I've seen all sorts of stuff on the more philosophical side of karate, such as:

1) karate is not about aggression it is about self defense

2) there's no such thing as a first strike in karate

3) karate is about bio energy and studying the mechanics of the human body

4) karate is about maintaining ones good health

5) karate is about being able to physically dominate another and making size of person not matter

And there are some more. What questions do you think are the most important questions that karate, and martial arts, tries to answer?

closed as primarily opinion-based by JohnP, Sardathrion, Dave Liepmann, The Wudang Kid, THelper May 26 '15 at 14:26

Many good questions generate some degree of opinion based on expert experience, but answers to this question will tend to be almost entirely based on opinions, rather than facts, references, or specific expertise. If this question can be reworded to fit the rules in the help center, please edit the question.

  • 2
    Welcome to the site. This is a very open ended question, which means it will be next to impossible to come up with a definitive answer (and it will tend to draw opinion based answers rather than fact based ones). Can you rethink the question a bit to avoid these issues? – slugster May 19 '15 at 3:37

You are mixing up karate (the art) and karate-do (the "way", or "the whole", one's journey with karate).

Most schools and/or instructors weave spiritual (philosophical) teachings into their syllabus and training, this comprises the "-do" and is distinct from karate as an art. There can be a lot of commonality of the "-do" across styles but that's due to common sense and human nature (or common lineage). Teaching a particular style of karate does not stop the teacher putting their own personal spin on the "-do".

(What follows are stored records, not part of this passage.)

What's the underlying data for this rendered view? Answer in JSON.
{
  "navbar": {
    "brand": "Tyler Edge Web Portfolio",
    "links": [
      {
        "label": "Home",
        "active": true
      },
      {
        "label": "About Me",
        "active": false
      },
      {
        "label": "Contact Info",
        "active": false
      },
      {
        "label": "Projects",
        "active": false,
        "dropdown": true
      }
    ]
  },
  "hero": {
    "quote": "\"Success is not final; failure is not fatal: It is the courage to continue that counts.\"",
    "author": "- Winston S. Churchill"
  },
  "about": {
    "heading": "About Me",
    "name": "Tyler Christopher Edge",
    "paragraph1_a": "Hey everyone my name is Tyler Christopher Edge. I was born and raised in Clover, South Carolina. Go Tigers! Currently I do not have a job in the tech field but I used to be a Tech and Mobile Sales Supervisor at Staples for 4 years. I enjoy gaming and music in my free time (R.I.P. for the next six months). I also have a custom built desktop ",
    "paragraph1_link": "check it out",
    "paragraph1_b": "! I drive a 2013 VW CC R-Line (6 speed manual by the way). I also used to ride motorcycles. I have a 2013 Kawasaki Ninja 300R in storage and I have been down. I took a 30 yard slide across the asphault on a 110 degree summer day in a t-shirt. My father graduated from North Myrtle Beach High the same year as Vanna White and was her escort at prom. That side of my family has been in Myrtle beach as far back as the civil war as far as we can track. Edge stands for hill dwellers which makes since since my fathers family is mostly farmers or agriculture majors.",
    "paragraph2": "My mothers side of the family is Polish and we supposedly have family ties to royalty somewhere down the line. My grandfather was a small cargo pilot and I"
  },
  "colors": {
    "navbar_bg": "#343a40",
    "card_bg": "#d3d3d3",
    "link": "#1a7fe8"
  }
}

karate is not about aggression it is about self defense

Nope. In that sentence the word "aggression" should probably be replaced with the word "attack" - karate is about controlled aggression, the art teaches you the control. Strictly speaking karate is about beating your opponent and preserving your own safety. How a person becomes your opponent is a moot point, you need to beat him (or not be there Daniel-san).
The "-do" aspect teaches you to not have bountiful flows of uncontrolled aggression outside of when you need it - IOW we don't want people walking the street being all Kobra-Kai aggressive.

there's no such thing as a first strike in karate

Read literally that is just totally incorrect. I can defend myself the moment I believe my safety is in danger - that does not mean that I have to wait for someone to hit me first, I can certainly make the first strike if I need to.
The "-do" aspect actually means one should try to live one's life without causing conflict (the "first strike").

karate is about bio energy and studying the mechanics of the human body

"bio energy" sounds like one of those esoteric bunkum terms. "Mechanics of the body" is a "duh" statement, as in "Duh, well of course!". Body mechanics are heavily interwoven into the art, because it would be ineffectual without them.

karate is about maintaining ones good health

Another "duh" statement, except it has nothing to do with karate - it applies to life in general. Karate will have a beneficial impact on that goal, but will not be the sole reason for it. IOW, karate will contribute to your good health (ignoring injuries!), but it won't be the sole cause of your good health. Your pursuit of the "-do" aspect should also contribute to your good health.

karate is about being able to physically dominate another and making size of person not matter

This is not philosophical, it is motivational and/or technical. It means that size determines nothing except the techniques and approach you use. You should be good enough that you can use the art despite the characteristics of your opponent or your own characteristics. Karate is no magical equalizer in itself. A smaller person who knows karate will (should) have a better chance against a bigger person who doesn't know karate, but if that bigger person does know karate then the advantage changes again - it now becomes who knows the art better, who can apply the appropriate techniques better, who can achieve better positioning within the immediate environment, etc. The person who knows karate can still be beaten by one who doesn't - karate doesn't guarantee anything.

Those things are important, but they are secondary to Karate's (and any other martial art's) purpose: learning how to be a good fighter. All these other things are aspects you need to study to be a good fighter. But the goal is and always will be: how to be better at punching and getting punched than the other guy.

If you lose focus on the primary goal, you miss out on all the secondary aspects too. Focus on the primary goal and the rest will follow. Like Jesus.

It's simply wrong to think that different karate-ka have or should have the same motivations, perspectives and goals. You ask what "drives karate forward" but when there's no consensus on destination there's no absolute forward and backward either. However you look at it, very sincerely striving to master and be able to apply the fighting skills - without being hampered by concerned about the outcome - is the path to any and all destinations.